Vitamin C, E, B-complex, biotin and zinc can all be found in food. However, if you find it difficult to maintain a balanced diet, or limit certain foods from your diet due to preferences or intolerances it may be beneficial to consider a supplement. Supplementing with Vitable’s range can leave your hair shining, nails thick and healthy and skin glowing!
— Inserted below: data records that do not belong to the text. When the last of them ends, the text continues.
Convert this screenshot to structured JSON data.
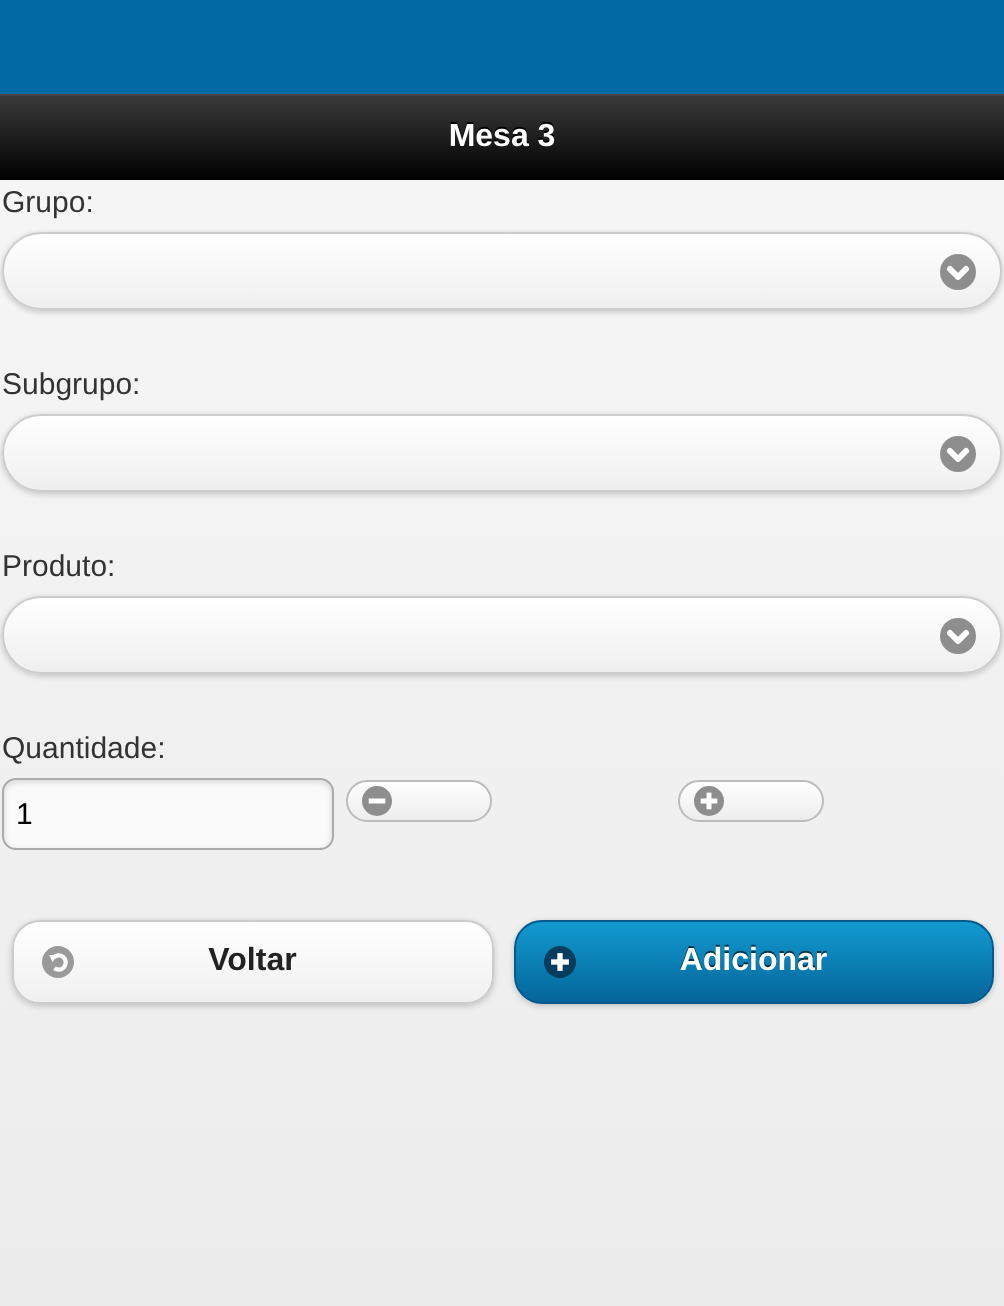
{
  "header": {
    "title": "Mesa 3"
  },
  "selects": [
    {
      "label": "Grupo:"
    },
    {
      "label": "Subgrupo:"
    },
    {
      "label": "Produto:"
    }
  ],
  "quantity": {
    "label": "Quantidade:",
    "value": "1"
  },
  "actions": [
    {
      "kind": "back",
      "label": "Voltar"
    },
    {
      "kind": "add",
      "label": "Adicionar"
    }
  ]
}
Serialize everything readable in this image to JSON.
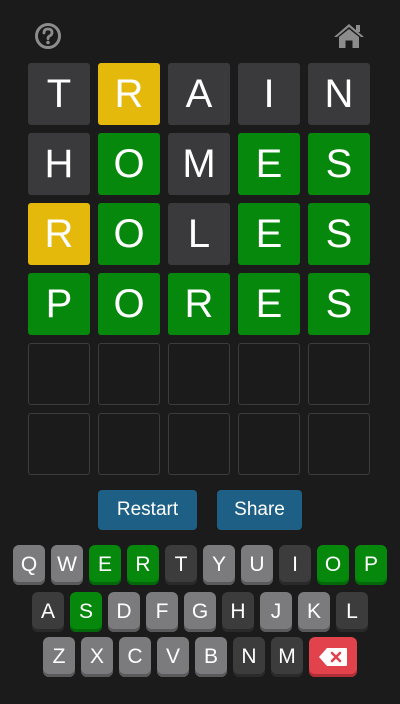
{
  "header": {
    "help_icon": "question-circle-icon",
    "home_icon": "home-icon"
  },
  "colors": {
    "background": "#1b1b1b",
    "absent": "#3a3a3c",
    "present": "#e5b90c",
    "correct": "#05880b",
    "unused_key": "#7b7b7d",
    "button": "#1e6085",
    "delete_key": "#e1424c"
  },
  "board": {
    "rows": [
      [
        {
          "letter": "T",
          "state": "absent"
        },
        {
          "letter": "R",
          "state": "present"
        },
        {
          "letter": "A",
          "state": "absent"
        },
        {
          "letter": "I",
          "state": "absent"
        },
        {
          "letter": "N",
          "state": "absent"
        }
      ],
      [
        {
          "letter": "H",
          "state": "absent"
        },
        {
          "letter": "O",
          "state": "correct"
        },
        {
          "letter": "M",
          "state": "absent"
        },
        {
          "letter": "E",
          "state": "correct"
        },
        {
          "letter": "S",
          "state": "correct"
        }
      ],
      [
        {
          "letter": "R",
          "state": "present"
        },
        {
          "letter": "O",
          "state": "correct"
        },
        {
          "letter": "L",
          "state": "absent"
        },
        {
          "letter": "E",
          "state": "correct"
        },
        {
          "letter": "S",
          "state": "correct"
        }
      ],
      [
        {
          "letter": "P",
          "state": "correct"
        },
        {
          "letter": "O",
          "state": "correct"
        },
        {
          "letter": "R",
          "state": "correct"
        },
        {
          "letter": "E",
          "state": "correct"
        },
        {
          "letter": "S",
          "state": "correct"
        }
      ],
      [
        {
          "letter": "",
          "state": "empty"
        },
        {
          "letter": "",
          "state": "empty"
        },
        {
          "letter": "",
          "state": "empty"
        },
        {
          "letter": "",
          "state": "empty"
        },
        {
          "letter": "",
          "state": "empty"
        }
      ],
      [
        {
          "letter": "",
          "state": "empty"
        },
        {
          "letter": "",
          "state": "empty"
        },
        {
          "letter": "",
          "state": "empty"
        },
        {
          "letter": "",
          "state": "empty"
        },
        {
          "letter": "",
          "state": "empty"
        }
      ]
    ]
  },
  "actions": {
    "restart_label": "Restart",
    "share_label": "Share"
  },
  "keyboard": {
    "rows": [
      [
        {
          "label": "Q",
          "state": "unused"
        },
        {
          "label": "W",
          "state": "unused"
        },
        {
          "label": "E",
          "state": "correct"
        },
        {
          "label": "R",
          "state": "correct"
        },
        {
          "label": "T",
          "state": "absent"
        },
        {
          "label": "Y",
          "state": "unused"
        },
        {
          "label": "U",
          "state": "unused"
        },
        {
          "label": "I",
          "state": "absent"
        },
        {
          "label": "O",
          "state": "correct"
        },
        {
          "label": "P",
          "state": "correct"
        }
      ],
      [
        {
          "label": "A",
          "state": "absent"
        },
        {
          "label": "S",
          "state": "correct"
        },
        {
          "label": "D",
          "state": "unused"
        },
        {
          "label": "F",
          "state": "unused"
        },
        {
          "label": "G",
          "state": "unused"
        },
        {
          "label": "H",
          "state": "absent"
        },
        {
          "label": "J",
          "state": "unused"
        },
        {
          "label": "K",
          "state": "unused"
        },
        {
          "label": "L",
          "state": "absent"
        }
      ],
      [
        {
          "label": "Z",
          "state": "unused"
        },
        {
          "label": "X",
          "state": "unused"
        },
        {
          "label": "C",
          "state": "unused"
        },
        {
          "label": "V",
          "state": "unused"
        },
        {
          "label": "B",
          "state": "unused"
        },
        {
          "label": "N",
          "state": "absent"
        },
        {
          "label": "M",
          "state": "absent"
        },
        {
          "label": "",
          "state": "delete",
          "icon": "backspace-icon"
        }
      ]
    ]
  }
}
  • Biotin for strong nails and thick healthy hair.
  • Zinc to support collagen production for glowing skin.
  • Vitamin B-complex for vibrant skin and red blood cell production.
  • Vitamin C for protection against UV damage.

References

  1. DARR, D., COMBS, S., DUNSTON, S., MANNING, T. and PINNELL, S. (1992). Topical vitamin C protects porcine skin from ultraviolet radiation-induced damage. British Journal of Dermatology, 127(3), pp.247-253.
  2. Cosgrove, M., Franco, O., Granger, S., Murray, P. and Mayes, A. (2007). Dietary nutrient intakes and skin-aging appearance among middle-aged American women. The American Journal of Clinical Nutrition, 86(4), pp.1225-1231.
  3. Purba, M., Kouris-Blazos, A., Wattanapenpaiboon, N., Lukito, W., Rothenberg, E., Steen, B. and Wahlqvist, M. (2001). Skin Wrinkling: Can Food Make a Difference?. Journal of the American College of Nutrition, 20(1), pp.71-80.
  4. Nrv.gov.au. (2019). Zinc | Nutrient Reference Values. [online] Available at: https://www.nrv.gov.au/nutrients/zinc
  5. Decker, A. and Graber, E. (2012). Over-the-counter Acne Treatments: A Review. J Clin Aesthet Dermatol., 5(5), pp.32-40.
  6. National Institute of Health (2019). Office of Dietary Supplements – Biotin. [online] Available at: https://ods.od.nih.gov/factsheets/Biotin-Consumer/
  7. Ablon, G. (2015). A 3-Month, Randomized, Double-Blind, Placebo-Controlled Study Evaluating the Ability of an Extra-Strength Marine Protein Supplement to Promote Hair Growth and Decrease Shedding in Women with Self-Perceived Thinning Hair. Dermatology Research and Practice, 2015, pp.1-8.
  8. Hochman, L., Scher, R. and Meyerson, M. (2019). Brittle nails: response to daily biotin supplementation. Cutis, 51(4), pp.303-5.
  9. Nrv.gov.au. (2019). Riboflavin | Nutrient Reference Values. [online] Available at: https://www.nrv.gov.au/nutrients/riboflavin
  10. Mahabadi, N., Bhusal, A. and Banks, S. (2019). Riboflavin Deficiency. Treasure Island (FL): StatPearls Publishing.
  11. Nrv.gov.au. (2019). Vitamin B12 | Nutrient Reference Values. [online] Available at: https://www.nrv.gov.au/nutrients/vitamin-b12
  12. Nrv.gov.au. (2019). Vitamin E | Nutrient Reference Values. [online] Available at: https://www.nrv.gov.au/nutrients/vitamin-e
  13. Maalouf, S., El-Sabban, M., Darwiche, N. and Gali-Muhtasib, H. (2002). Protective effect of vitamin E on ultraviolet B light-induced damage in keratinocytes. Molecular Carcinogenesis, 34(3), pp.121-130.